I CEO esperti stanno già utilizzando le informative sui rischi legati al clima per identificare e perseguire nuove opportunità di business. Come ha affermato il presidente e CEO di General Electric Lawrence Culp nel 2020, “Siamo particolarmente consapevoli delle sfide ingegneristiche ancora da risolvere per trasformare in realtà l’ambizione al net-zero. … Tuttavia, riteniamo che queste sfide siano anche opportunità strategiche cruciali per GE”. Gli amministratori delegati e gli investitori assumono sempre più che l’economia del ventunesimo secolo dovrà essere verde, efficiente e resiliente. Il flusso di capitali verso investimenti sostenibili è cresciuto fino alla cifra record di 649 miliardi di dollari nel 2021.
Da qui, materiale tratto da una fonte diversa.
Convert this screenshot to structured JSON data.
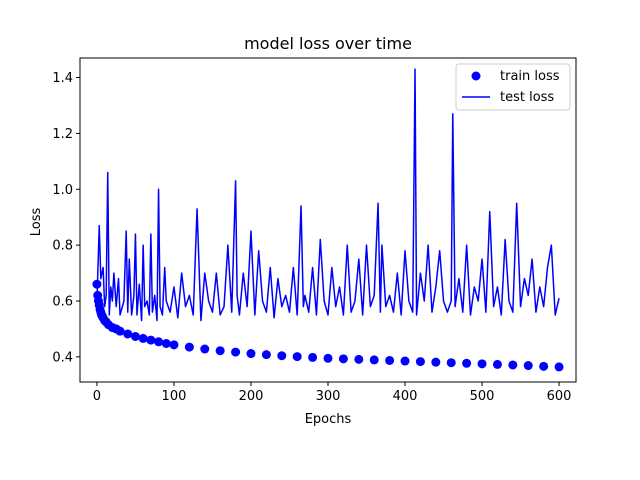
{
  "chart_data": {
    "type": "line",
    "title": "model loss over time",
    "xlabel": "Epochs",
    "ylabel": "Loss",
    "xlim": [
      -22,
      622
    ],
    "ylim": [
      0.31,
      1.47
    ],
    "xticks": [
      "0",
      "100",
      "200",
      "300",
      "400",
      "500",
      "600"
    ],
    "yticks": [
      "0.4",
      "0.6",
      "0.8",
      "1.0",
      "1.2",
      "1.4"
    ],
    "xtick_values": [
      0,
      100,
      200,
      300,
      400,
      500,
      600
    ],
    "ytick_values": [
      0.4,
      0.6,
      0.8,
      1.0,
      1.2,
      1.4
    ],
    "legend_position": "upper right",
    "grid": false,
    "color": "#0000ff",
    "series": [
      {
        "name": "train loss",
        "style": "markers",
        "x": [
          0,
          1,
          2,
          3,
          4,
          5,
          6,
          7,
          8,
          10,
          12,
          15,
          20,
          25,
          30,
          40,
          50,
          60,
          70,
          80,
          90,
          100,
          120,
          140,
          160,
          180,
          200,
          220,
          240,
          260,
          280,
          300,
          320,
          340,
          360,
          380,
          400,
          420,
          440,
          460,
          480,
          500,
          520,
          540,
          560,
          580,
          600
        ],
        "values": [
          0.66,
          0.62,
          0.6,
          0.585,
          0.57,
          0.56,
          0.55,
          0.545,
          0.54,
          0.53,
          0.525,
          0.515,
          0.505,
          0.5,
          0.492,
          0.482,
          0.473,
          0.466,
          0.46,
          0.454,
          0.448,
          0.443,
          0.435,
          0.428,
          0.422,
          0.417,
          0.412,
          0.408,
          0.404,
          0.401,
          0.398,
          0.395,
          0.393,
          0.391,
          0.389,
          0.387,
          0.385,
          0.383,
          0.381,
          0.379,
          0.377,
          0.375,
          0.373,
          0.371,
          0.369,
          0.366,
          0.364
        ]
      },
      {
        "name": "test loss",
        "style": "line",
        "x": [
          0,
          3,
          5,
          8,
          10,
          12,
          14,
          16,
          18,
          20,
          22,
          25,
          28,
          30,
          35,
          38,
          40,
          42,
          45,
          48,
          50,
          52,
          55,
          58,
          60,
          62,
          65,
          68,
          70,
          72,
          75,
          78,
          80,
          82,
          85,
          88,
          90,
          95,
          100,
          105,
          110,
          115,
          120,
          125,
          130,
          135,
          140,
          145,
          150,
          155,
          160,
          165,
          170,
          175,
          180,
          182,
          185,
          190,
          195,
          200,
          205,
          210,
          215,
          220,
          225,
          230,
          235,
          240,
          245,
          250,
          255,
          260,
          265,
          268,
          270,
          275,
          280,
          285,
          290,
          295,
          300,
          305,
          310,
          315,
          320,
          325,
          330,
          335,
          340,
          345,
          350,
          355,
          360,
          365,
          368,
          370,
          375,
          380,
          385,
          390,
          395,
          400,
          405,
          410,
          413,
          415,
          420,
          425,
          430,
          435,
          440,
          445,
          450,
          455,
          460,
          462,
          465,
          470,
          475,
          480,
          485,
          490,
          495,
          500,
          505,
          510,
          515,
          520,
          525,
          530,
          535,
          540,
          545,
          550,
          555,
          560,
          565,
          570,
          575,
          580,
          585,
          590,
          595,
          600
        ],
        "values": [
          0.6,
          0.87,
          0.68,
          0.72,
          0.58,
          0.62,
          1.06,
          0.55,
          0.65,
          0.6,
          0.7,
          0.58,
          0.68,
          0.55,
          0.6,
          0.85,
          0.56,
          0.75,
          0.55,
          0.62,
          0.84,
          0.55,
          0.66,
          0.53,
          0.8,
          0.58,
          0.6,
          0.55,
          0.84,
          0.56,
          0.62,
          0.53,
          1.0,
          0.58,
          0.55,
          0.72,
          0.6,
          0.56,
          0.65,
          0.54,
          0.7,
          0.58,
          0.62,
          0.55,
          0.93,
          0.53,
          0.7,
          0.6,
          0.56,
          0.7,
          0.55,
          0.58,
          0.8,
          0.56,
          1.03,
          0.62,
          0.55,
          0.7,
          0.58,
          0.85,
          0.55,
          0.78,
          0.6,
          0.56,
          0.72,
          0.54,
          0.68,
          0.58,
          0.62,
          0.56,
          0.72,
          0.55,
          0.94,
          0.58,
          0.62,
          0.56,
          0.72,
          0.55,
          0.82,
          0.6,
          0.55,
          0.72,
          0.58,
          0.65,
          0.55,
          0.8,
          0.56,
          0.6,
          0.75,
          0.55,
          0.8,
          0.58,
          0.62,
          0.95,
          0.56,
          0.8,
          0.58,
          0.62,
          0.56,
          0.7,
          0.55,
          0.78,
          0.6,
          0.56,
          1.43,
          0.55,
          0.7,
          0.6,
          0.8,
          0.56,
          0.65,
          0.78,
          0.6,
          0.56,
          0.6,
          1.27,
          0.58,
          0.68,
          0.56,
          0.8,
          0.55,
          0.65,
          0.6,
          0.75,
          0.56,
          0.92,
          0.58,
          0.65,
          0.55,
          0.82,
          0.6,
          0.56,
          0.95,
          0.58,
          0.68,
          0.62,
          0.75,
          0.56,
          0.65,
          0.58,
          0.72,
          0.8,
          0.55,
          0.61
        ]
      }
    ]
  }
}
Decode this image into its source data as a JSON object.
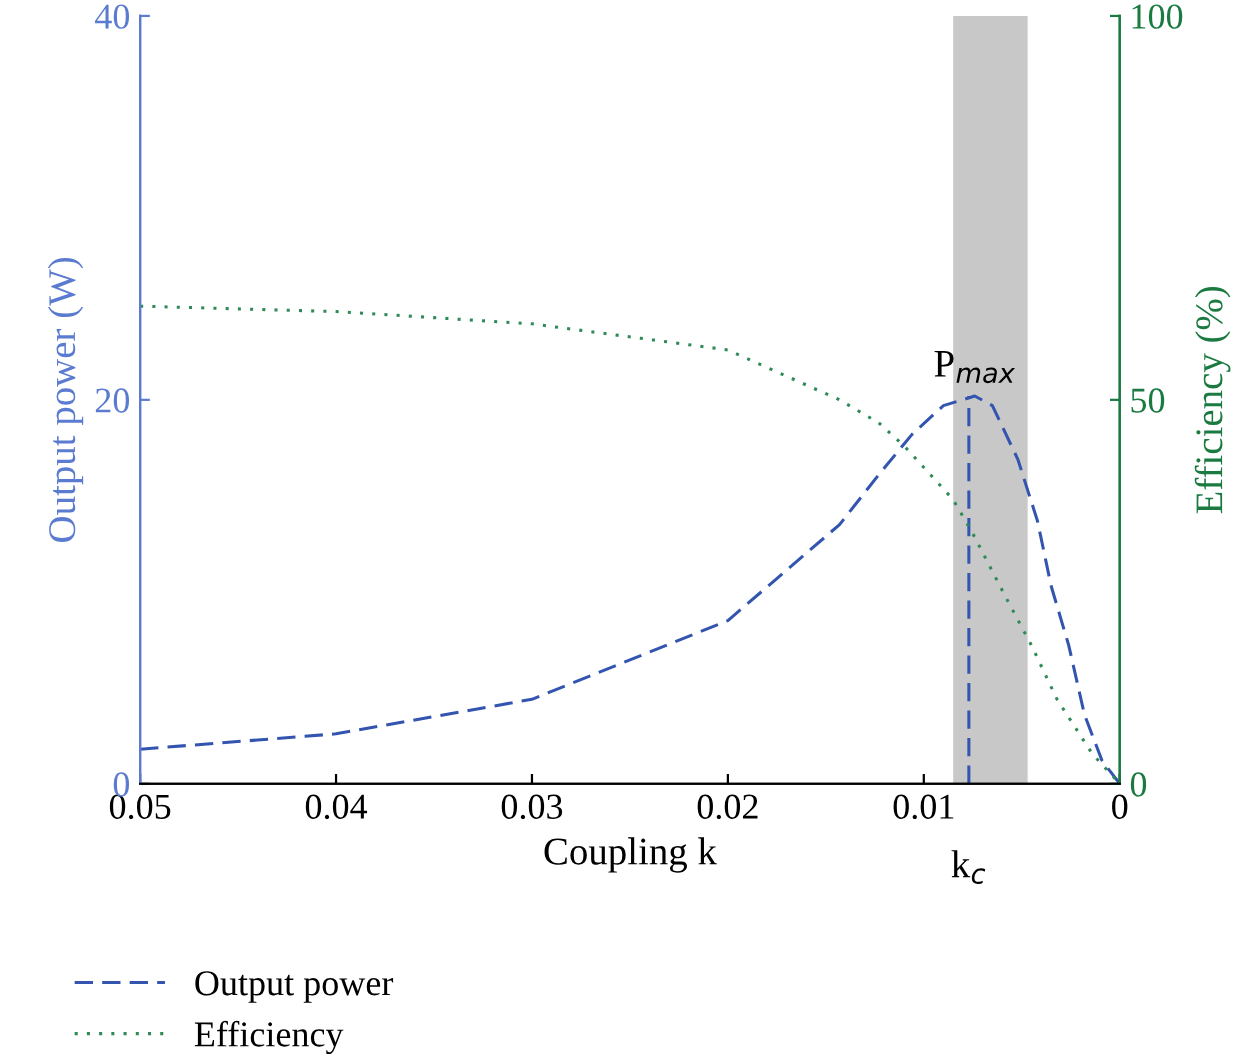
{
  "chart_data": {
    "type": "line",
    "xlabel": "Coupling k",
    "ylabel": "Output power (W)",
    "y2label": "Efficiency (%)",
    "xlim": [
      0.05,
      0
    ],
    "xticks": [
      0.05,
      0.04,
      0.03,
      0.02,
      0.01,
      0
    ],
    "ylim": [
      0,
      40
    ],
    "yticks": [
      0,
      20,
      40
    ],
    "y2lim": [
      0,
      100
    ],
    "y2ticks": [
      0,
      50,
      100
    ],
    "series": [
      {
        "name": "Output power",
        "color": "#3355b0",
        "line_style": "dashed",
        "x": [
          0.05,
          0.04,
          0.03,
          0.02,
          0.0143,
          0.0123,
          0.0106,
          0.009,
          0.0074,
          0.0065,
          0.0052,
          0.0042,
          0.0035,
          0.0026,
          0.0018,
          0.0009,
          0
        ],
        "values": [
          1.8,
          2.6,
          4.4,
          8.5,
          13.5,
          16.1,
          18.2,
          19.7,
          20.2,
          19.7,
          16.9,
          13.7,
          10.3,
          7.2,
          3.6,
          1.2,
          0
        ]
      },
      {
        "name": "Efficiency",
        "color": "#2e8b57",
        "line_style": "dotted",
        "axis": "y2",
        "x": [
          0.05,
          0.04,
          0.03,
          0.02,
          0.0143,
          0.0123,
          0.011,
          0.0085,
          0.0075,
          0.0059,
          0.0045,
          0.0032,
          0.0014,
          0
        ],
        "values": [
          62.2,
          61.5,
          59.9,
          56.5,
          50,
          47,
          44,
          37,
          32.6,
          24.7,
          18,
          11,
          3.9,
          0
        ]
      }
    ],
    "bands": [
      {
        "axis": "x",
        "from": 0.0085,
        "to": 0.0047,
        "color": "#c8c8c8"
      }
    ],
    "ref_lines": [
      {
        "axis": "x",
        "value": 0.0077,
        "color": "#3355b0",
        "line_style": "dashed"
      }
    ],
    "annotations": [
      {
        "text": "P$_{max}$",
        "x": 0.0074,
        "y": 20.2
      },
      {
        "text": "k$_{c}$",
        "x": 0.0077,
        "y": 0
      }
    ],
    "legend": "bottom left",
    "grid": false
  }
}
Ma la disponibilità e la qualità dei dati rimangono molto irregolari. Le aziende seguono approcci estremamente divergenti per rivelare i propri rischi climatici. Alcune contabilizzano le loro emissioni in un modo, altre in un altro. Alcune non riportano le emissioni “scope 3” associate all’uso dei loro prodotti (un problema che la norma SEC rettificherebbe). Ed altre sono completamente opache, poichè non riportano o non gestiscono affatto le loro emissioni. Di conseguenza, molte aziende – e i loro investitori – non sono consapevoli dei rischi e delle opportunità climatiche che devono affrontare. Invece di chiarezza, abbiamo confusione.

Se le società dovessero aderire ad una serie uniforme di informative, gli investitori riuscirebbero molto meglio a discernere dove dovrebbero far confluire il denaro. Una volta che gli investitori possono vedere le informazioni di tutte le società, possono prendere decisioni migliori per i loro clienti, e le aziende saranno in condizioni di parità, consentendo una concorrenza virtuosa.

Il passaggio globale verso la divulgazione obbligatoria è ben avviato. Agendo ora, la SEC può fornire ai mercati una base molto più solida su cui operare, e gli Stati Uniti possono rimanere un paese che fa le regole a livello globale, invece di diventare uno di quelli che le assume passivamente. Tutti gli attori finanziari – imprese, investitori, governi, e cittadini con fondi pensionistici cofinanziati dalle aziende – devono affrontare i rischi del cambiamento climatico, alcuni dei quali si sono già concretizzati. Richiedere alle aziende di dichiarare questi rischi non è radicale; è prudente.